[Live] Parquet Court’s Sell out Sebright Arms Show

Parquet Courts

“The best band to come out of New York since The Strokes,” said Time Out and numerous others of post-punk rockers Parquet Courts. Well, the hotly-tipped quartet didn’t disappoint in the basement of East London’s Sebright Arms.

Before we head onto the main event, though, a word or two for the support act, Splashh. They’re the band Nirvana could’ve been if Kurt Cobain had swapped the rain of Washington State for the sunshine of Sydney. And if he’d laid off the smack… The highlight of their grungy surf rock-filled set being the excellent centerpiece of “All I Wanna Do”.

Alas, the crowd was fairly muted for the Antipodeans, all polite head nods and gentle clapping. Indeed, the set from Parquet Courts elicited little more. However, it had nothing to do with the band, who put in a performance that was off the hook and deserved a crowd that went mental. Melt-your-face mental.

The innocuous-looking foursome rambled onto the stage and blasted off with “Tears O Plenty”, making it much more frenetic than the album version, before swapping vocalists as they immediately tore into album opener “Master Of My Craft” where they spit ‘Ya know Socrates died in the fuckin’ gutter?’. If he did, it must have been after the bearded genius rocked out to Ancient Greece’s version of Parquet Courts.

Sonically, there are nods to Television and early-Strokes, but there’s not the same pretense, nor the focus on a ‘look’. All the effort here goes into the music – it’s all driving drums, spitting lyrics and dirty bass lines.
Although it was their third gig in three nights, there was no let-up in vigor and the delivery was spot on. There was the kind of simpatico between all four parts that not all bands have so early in their career. If you’re looking for comparisons, there’s more than a touch of The Cribs to them – in their performance and in their no-frills tunes.

“Borrowed Time”, with its false stop midway through, was another slab of searing tuneage that provided the joint highlight of the set with album title track “Light Up Gold”; the latter blowing away the crowd with its 100-mile-an-hour lyrics and nagging hook.
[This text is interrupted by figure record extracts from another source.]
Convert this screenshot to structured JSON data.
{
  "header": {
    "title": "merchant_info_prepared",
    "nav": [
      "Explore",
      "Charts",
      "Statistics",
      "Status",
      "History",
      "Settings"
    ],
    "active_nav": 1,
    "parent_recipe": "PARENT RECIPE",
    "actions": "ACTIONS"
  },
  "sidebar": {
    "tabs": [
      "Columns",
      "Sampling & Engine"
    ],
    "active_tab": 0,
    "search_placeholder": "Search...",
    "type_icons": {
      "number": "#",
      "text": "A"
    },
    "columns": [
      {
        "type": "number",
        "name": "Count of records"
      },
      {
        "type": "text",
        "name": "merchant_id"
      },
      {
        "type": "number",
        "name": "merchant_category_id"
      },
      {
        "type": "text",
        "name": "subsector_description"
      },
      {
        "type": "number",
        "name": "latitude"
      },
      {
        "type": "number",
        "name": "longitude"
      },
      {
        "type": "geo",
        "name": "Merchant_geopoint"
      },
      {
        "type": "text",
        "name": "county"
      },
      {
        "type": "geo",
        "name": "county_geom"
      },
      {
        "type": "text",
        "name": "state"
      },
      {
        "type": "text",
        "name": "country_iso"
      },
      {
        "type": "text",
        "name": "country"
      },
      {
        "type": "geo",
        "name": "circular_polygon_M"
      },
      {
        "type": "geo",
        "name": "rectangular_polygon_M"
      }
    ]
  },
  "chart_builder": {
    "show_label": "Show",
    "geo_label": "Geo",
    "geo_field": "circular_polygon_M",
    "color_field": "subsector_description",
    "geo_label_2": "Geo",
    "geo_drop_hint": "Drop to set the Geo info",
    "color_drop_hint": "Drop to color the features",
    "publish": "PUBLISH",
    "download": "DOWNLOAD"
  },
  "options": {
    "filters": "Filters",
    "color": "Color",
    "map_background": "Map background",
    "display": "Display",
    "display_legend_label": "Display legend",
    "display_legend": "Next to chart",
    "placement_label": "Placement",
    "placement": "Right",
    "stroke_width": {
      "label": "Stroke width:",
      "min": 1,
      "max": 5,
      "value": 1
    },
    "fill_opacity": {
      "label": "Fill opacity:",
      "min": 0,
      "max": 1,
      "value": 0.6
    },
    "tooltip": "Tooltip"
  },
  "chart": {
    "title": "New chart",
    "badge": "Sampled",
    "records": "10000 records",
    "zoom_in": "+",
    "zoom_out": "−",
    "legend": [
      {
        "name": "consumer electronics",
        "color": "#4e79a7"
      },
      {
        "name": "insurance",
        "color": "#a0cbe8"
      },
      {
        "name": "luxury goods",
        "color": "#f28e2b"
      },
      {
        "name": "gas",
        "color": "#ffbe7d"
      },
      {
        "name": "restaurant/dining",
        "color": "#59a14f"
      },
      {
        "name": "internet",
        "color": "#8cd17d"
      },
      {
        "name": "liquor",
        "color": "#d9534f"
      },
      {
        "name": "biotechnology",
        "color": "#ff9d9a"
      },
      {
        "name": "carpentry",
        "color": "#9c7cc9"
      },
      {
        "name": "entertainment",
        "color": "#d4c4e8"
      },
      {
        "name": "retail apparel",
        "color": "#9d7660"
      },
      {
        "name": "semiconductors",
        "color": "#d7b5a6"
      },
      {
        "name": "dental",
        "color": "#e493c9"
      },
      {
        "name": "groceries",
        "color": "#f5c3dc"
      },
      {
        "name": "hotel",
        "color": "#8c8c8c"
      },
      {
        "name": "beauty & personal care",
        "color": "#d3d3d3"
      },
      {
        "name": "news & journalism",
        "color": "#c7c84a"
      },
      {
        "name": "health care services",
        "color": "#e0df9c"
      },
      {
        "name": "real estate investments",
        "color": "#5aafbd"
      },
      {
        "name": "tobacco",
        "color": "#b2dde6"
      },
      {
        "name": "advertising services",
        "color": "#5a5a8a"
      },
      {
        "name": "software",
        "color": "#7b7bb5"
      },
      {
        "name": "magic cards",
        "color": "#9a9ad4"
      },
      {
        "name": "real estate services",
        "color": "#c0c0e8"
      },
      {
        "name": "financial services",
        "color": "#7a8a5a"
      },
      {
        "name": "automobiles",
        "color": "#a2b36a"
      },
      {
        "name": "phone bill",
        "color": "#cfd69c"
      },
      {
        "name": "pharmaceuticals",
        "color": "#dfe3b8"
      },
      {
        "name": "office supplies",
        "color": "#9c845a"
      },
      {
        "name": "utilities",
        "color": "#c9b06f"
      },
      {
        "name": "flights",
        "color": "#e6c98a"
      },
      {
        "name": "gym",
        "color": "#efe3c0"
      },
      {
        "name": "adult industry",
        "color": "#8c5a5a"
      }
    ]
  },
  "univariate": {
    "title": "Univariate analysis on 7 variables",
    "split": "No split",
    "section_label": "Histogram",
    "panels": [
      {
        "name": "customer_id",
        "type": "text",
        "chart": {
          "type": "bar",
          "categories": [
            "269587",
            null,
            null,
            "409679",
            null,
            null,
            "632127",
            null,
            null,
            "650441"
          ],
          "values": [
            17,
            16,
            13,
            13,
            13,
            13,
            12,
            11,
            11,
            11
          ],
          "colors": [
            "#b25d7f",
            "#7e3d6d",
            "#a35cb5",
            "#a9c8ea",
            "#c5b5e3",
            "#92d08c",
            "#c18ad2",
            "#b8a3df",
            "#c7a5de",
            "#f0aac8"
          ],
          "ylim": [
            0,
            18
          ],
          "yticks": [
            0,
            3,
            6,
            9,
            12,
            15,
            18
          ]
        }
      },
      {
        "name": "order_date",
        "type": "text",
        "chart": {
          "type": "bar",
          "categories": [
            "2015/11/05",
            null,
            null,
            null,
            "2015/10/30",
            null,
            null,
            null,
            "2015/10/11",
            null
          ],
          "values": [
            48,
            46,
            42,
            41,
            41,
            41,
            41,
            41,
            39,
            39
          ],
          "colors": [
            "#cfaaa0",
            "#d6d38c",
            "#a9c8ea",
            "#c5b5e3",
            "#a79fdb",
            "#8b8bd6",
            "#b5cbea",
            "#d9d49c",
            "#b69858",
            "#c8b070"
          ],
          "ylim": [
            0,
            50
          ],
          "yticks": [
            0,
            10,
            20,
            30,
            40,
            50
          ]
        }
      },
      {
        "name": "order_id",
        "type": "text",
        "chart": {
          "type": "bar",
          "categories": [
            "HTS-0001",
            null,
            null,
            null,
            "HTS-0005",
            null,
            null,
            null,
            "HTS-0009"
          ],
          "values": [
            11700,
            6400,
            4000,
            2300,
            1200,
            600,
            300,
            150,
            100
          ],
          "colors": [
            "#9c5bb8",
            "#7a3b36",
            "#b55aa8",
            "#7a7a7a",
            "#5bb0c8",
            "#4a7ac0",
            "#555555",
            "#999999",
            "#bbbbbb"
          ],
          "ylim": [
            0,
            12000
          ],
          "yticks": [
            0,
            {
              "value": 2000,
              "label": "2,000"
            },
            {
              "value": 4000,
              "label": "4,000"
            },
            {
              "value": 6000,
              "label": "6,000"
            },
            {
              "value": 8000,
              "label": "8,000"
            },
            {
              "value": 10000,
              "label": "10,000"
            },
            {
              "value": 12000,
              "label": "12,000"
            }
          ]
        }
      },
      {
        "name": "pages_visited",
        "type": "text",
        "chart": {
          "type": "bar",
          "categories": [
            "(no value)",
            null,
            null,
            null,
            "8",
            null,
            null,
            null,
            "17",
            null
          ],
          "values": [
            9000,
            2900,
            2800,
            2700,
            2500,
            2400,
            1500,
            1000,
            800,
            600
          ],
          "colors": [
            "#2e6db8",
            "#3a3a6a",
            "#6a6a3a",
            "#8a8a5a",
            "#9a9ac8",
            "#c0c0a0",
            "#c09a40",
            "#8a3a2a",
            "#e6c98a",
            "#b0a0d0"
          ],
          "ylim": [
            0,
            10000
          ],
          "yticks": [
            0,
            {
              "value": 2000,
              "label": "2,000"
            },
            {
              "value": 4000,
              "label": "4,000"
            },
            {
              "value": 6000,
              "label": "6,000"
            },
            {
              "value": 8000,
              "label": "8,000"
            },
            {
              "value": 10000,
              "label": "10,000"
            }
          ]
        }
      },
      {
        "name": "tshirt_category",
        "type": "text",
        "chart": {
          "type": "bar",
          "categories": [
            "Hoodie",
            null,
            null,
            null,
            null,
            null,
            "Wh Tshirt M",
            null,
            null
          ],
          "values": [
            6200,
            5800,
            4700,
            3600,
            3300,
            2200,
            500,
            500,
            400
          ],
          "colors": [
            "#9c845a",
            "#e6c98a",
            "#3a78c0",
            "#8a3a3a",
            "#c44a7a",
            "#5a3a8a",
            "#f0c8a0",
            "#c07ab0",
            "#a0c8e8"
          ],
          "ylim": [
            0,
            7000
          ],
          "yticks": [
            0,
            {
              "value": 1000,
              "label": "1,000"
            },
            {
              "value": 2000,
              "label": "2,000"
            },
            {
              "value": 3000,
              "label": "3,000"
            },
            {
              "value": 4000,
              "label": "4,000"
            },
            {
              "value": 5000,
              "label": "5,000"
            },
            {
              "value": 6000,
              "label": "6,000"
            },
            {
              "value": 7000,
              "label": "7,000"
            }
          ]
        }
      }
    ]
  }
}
The rest of the set flew by in a series of short bursts of some of the most exhilarating live music we’ve seen in some time. At opposite ends of the spectrum in terms of length, the duo of “Stone And Starving” and “Careers In Combat” underlined that these guys aren’t one-trick ponies. If, as Parquet Courts attest in “N Dakota” that ‘At home we hum to Canada’s snoring’, then the Canadians need to get an injection of this invigorating act.

If it was humane, we’d have Parquet Courts in similar-sized venues every night for three months so everyone could sample their tight, unrelenting take on post-punk garage rock in its rightful home.

Go get the album now, listen to it on repeat for a week and then, at the earliest possible convenience, witness them live and enjoy what will probably be one of the most life-affirming gigs you have been to.